Friday, February 19, 2010


Forgotten in a corner of my garden are two Cymbidium orchids. Tim had bought them for me years ago.  Without doing my research I assumed that they were extremely sensitive to heat so I placed them in a shady corner of my garden where they hardly ever got any sunlight.  Last year during the later part of fall, I moved them to the backyard where they got the southern sun everyday and got watered more often.  The results are these stalks of flowers.  I can only imagine what would have happened if I had taken the time to fertilizer them.

These flower buds, called spikes, inspired me to do some research and in retrospect, analyze the cultural management I gave to my plants and their growth behavior.   Right now I have more confident in growing Cymbidium...I've learned some lessons.

Summary of lessons I learned:

1. Differential Temperature.  The differential temperature between the nights and days is the most important factor in flower initiation.  Depending on the species there should at least be 10 to 20-degree differential before the spikes (these are the flowers) would start to grow.  Where summer temperatures are high, air circulation plays an important role in alleviating the adverse effects of heat.

2.  Maintained Moisture.  Since orchids are tropical in nature, moisture should be maintained to optimize their performance.  In places other than the humid tropics, watering or misting is a necessary part of orchid growing.  Water frequently so as not to allow the growth media to get too wet. It is important to keep the roots cool or at least cooler than the existing atmospheric temperature.  Watering need to be adjusted depending on the following factors: season, relative humidity, temperature, type of pot and type of media.

3.  Regulated Light.  As much as Cymbidium orchids love light there is also a limit to that. Unfavorable light conditions can be determined through the behavior of the leaves.  Healthy leaves are shiny firm light green which curve outward gracefully. Yellow green leaves indicate too much light.  Increase shade or move the plants where they get less exposed to light; Folding and drooping of the leaves indicate low light.  Shading is almost always necessary during the hot summer months.  Shading helps reduce evaporation and transpiration. 

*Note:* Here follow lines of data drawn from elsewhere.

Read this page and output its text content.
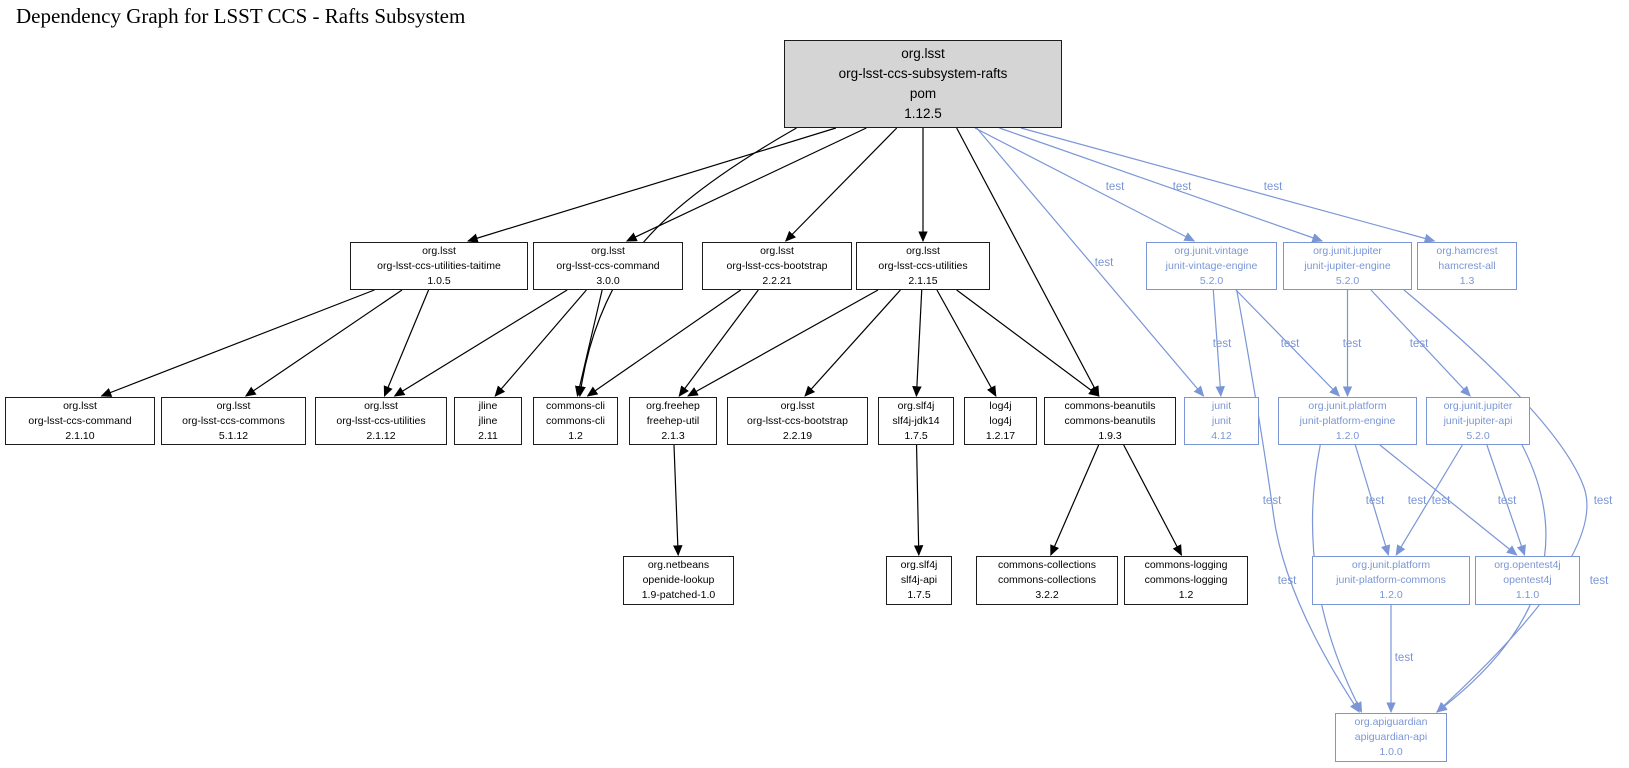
Dependency Graph for LSST CCS - Rafts Subsystem
org.lsst
org-lsst-ccs-subsystem-rafts
pom
1.12.5
org.lsst
org-lsst-ccs-utilities-taitime
1.0.5
org.lsst
org-lsst-ccs-command
3.0.0
org.lsst
org-lsst-ccs-bootstrap
2.2.21
org.lsst
org-lsst-ccs-utilities
2.1.15
org.junit.vintage
junit-vintage-engine
5.2.0
org.junit.jupiter
junit-jupiter-engine
5.2.0
org.hamcrest
hamcrest-all
1.3
org.lsst
org-lsst-ccs-command
2.1.10
org.lsst
org-lsst-ccs-commons
5.1.12
org.lsst
org-lsst-ccs-utilities
2.1.12
jline
jline
2.11
commons-cli
commons-cli
1.2
org.freehep
freehep-util
2.1.3
org.lsst
org-lsst-ccs-bootstrap
2.2.19
org.slf4j
slf4j-jdk14
1.7.5
log4j
log4j
1.2.17
commons-beanutils
commons-beanutils
1.9.3
junit
junit
4.12
org.junit.platform
junit-platform-engine
1.2.0
org.junit.jupiter
junit-jupiter-api
5.2.0
org.netbeans
openide-lookup
1.9-patched-1.0
org.slf4j
slf4j-api
1.7.5
commons-collections
commons-collections
3.2.2
commons-logging
commons-logging
1.2
org.junit.platform
junit-platform-commons
1.2.0
org.opentest4j
opentest4j
1.1.0
org.apiguardian
apiguardian-api
1.0.0
test	test	test
test
test	test	test	test
test	test test test	test	test
test	test
test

4.  Less Amount and More Frequent Fertilization.   Cymbidiums are epiphytic which means that they get their water and nourishment from the water vapor (in the air) that comes in contact with their roots.  Fertilization is important especially during the growing period (warmer months).   Applied fertilizer can be washed off easily with watering therefore it would seem practical to frequently apply small dosage of the nutrients.  Some growers suggest once every ten days or three times a month.  The use of slow-release fertilizer will effectively reduce the frequency of application.

5.  Growth Medium.  The two important characteristics of the growth media are good-moisture holding capacity and good drainage.  Remember, the orchid gets the water from the air. 

I hope that I have inspired and encouraged some home gardeners out there to do an experiment with Cymbidium.  After all they are easy and beautiful.  Who knows, I too might buy another Cymbidium plant from Costco.

Stroll in your garden, it's good for you and your plants.